Teachermaths · 17/06/2019 17:09

Now who's to say your pupil has intentionally forgotten their pen?

They do.... Fgs read the thread.

As for writing a list, not going to happen with GDPR. It would also be a bloody long list considering each student has at least 1 side of a4 with tips for best practice with each. I teach about 30 students like this every day.

stucknoue · 17/06/2019 17:18

Tucking in shirts and having a pen is what they need to do at work, it's not unreasonable. Perhaps parents should be stressing the need to be work ready at home. Can you imagine how annoying it is for teachers for putting up their hands "for a pen miss"

LolaSmiles · 17/06/2019 17:34

stucknoue
But this is the problem and battle many schools have. They are trying to educate teenagers against a societal culture where some adults genuinely (or not so genuinely) think it is unreasonable to expect students to arrive prepared, wear a uniform, be courteous, not talk over the teacher and others giving answers.

Hell, one example of a totally 'unfair' situation from the OP was my DC was just talking to their partner and they were talking about the work... ok so they know the teacher doesn't like them talking lots and in this situation the teacher was settling the class back to the front to listen... But that's not the point my child was talking about the work so I'm not happy with the sanction

Or in simple terms:
Teacher: I want the class silent and paying attention so we can move on
OP's DC: ignores instruction and continues talking
OP: How unfair!
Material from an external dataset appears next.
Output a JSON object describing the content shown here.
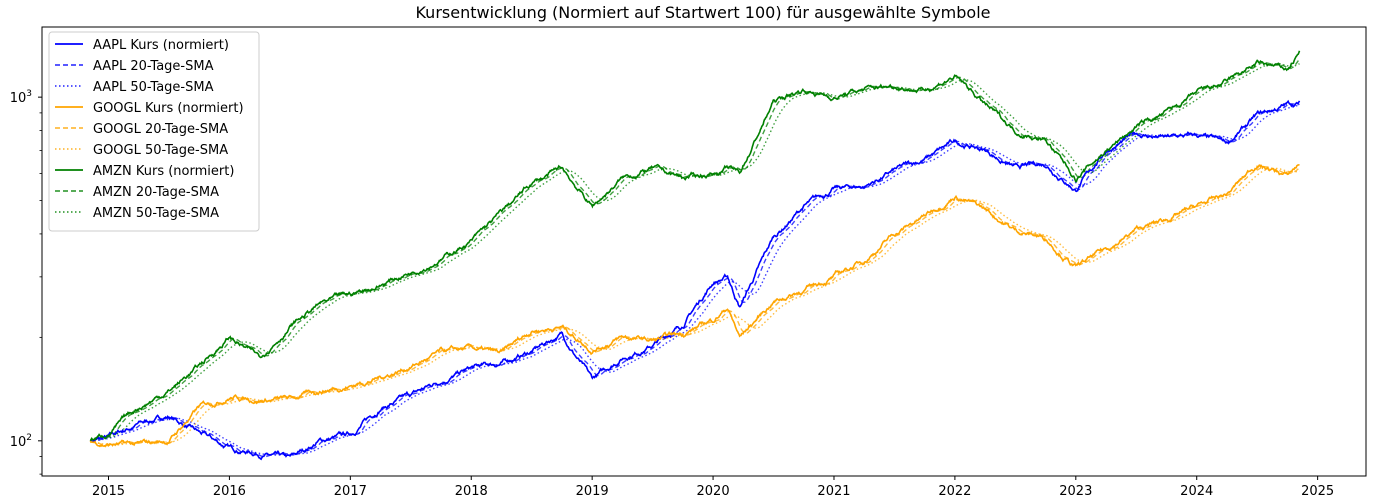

I'm fed up with my child being sanctioned for no reason.
Confused

Even if you say that schools have a responsibility for reasonable adjustments where there are additional needs and should be held to account over it, people still go on and on about how all these teenagers who misbehave don't know what they're doing, it's unfair to expect them to follow rules and teachers and mean and nasty for expecting basic rules to be followed.
To be honest it's a horrendous view of teenagers to view them as little darlings who are incapable and couldn't possibly be rational and make decisions themselves. It's the sort of view that leads to low expectations of conduct and work output. Yet every day I work with polite, caring, funny, witty, thoughtful, friendly, argumentative (Sometimes good others not) teenagers who think critically, can debate and question and reason and are perceptive. They are the best part of the job by far, but sometimes they make a mistake and need holding to account for that, not because I'm some mean trigger happy child hating teacher, but because I know they're better than that error and want them to do well.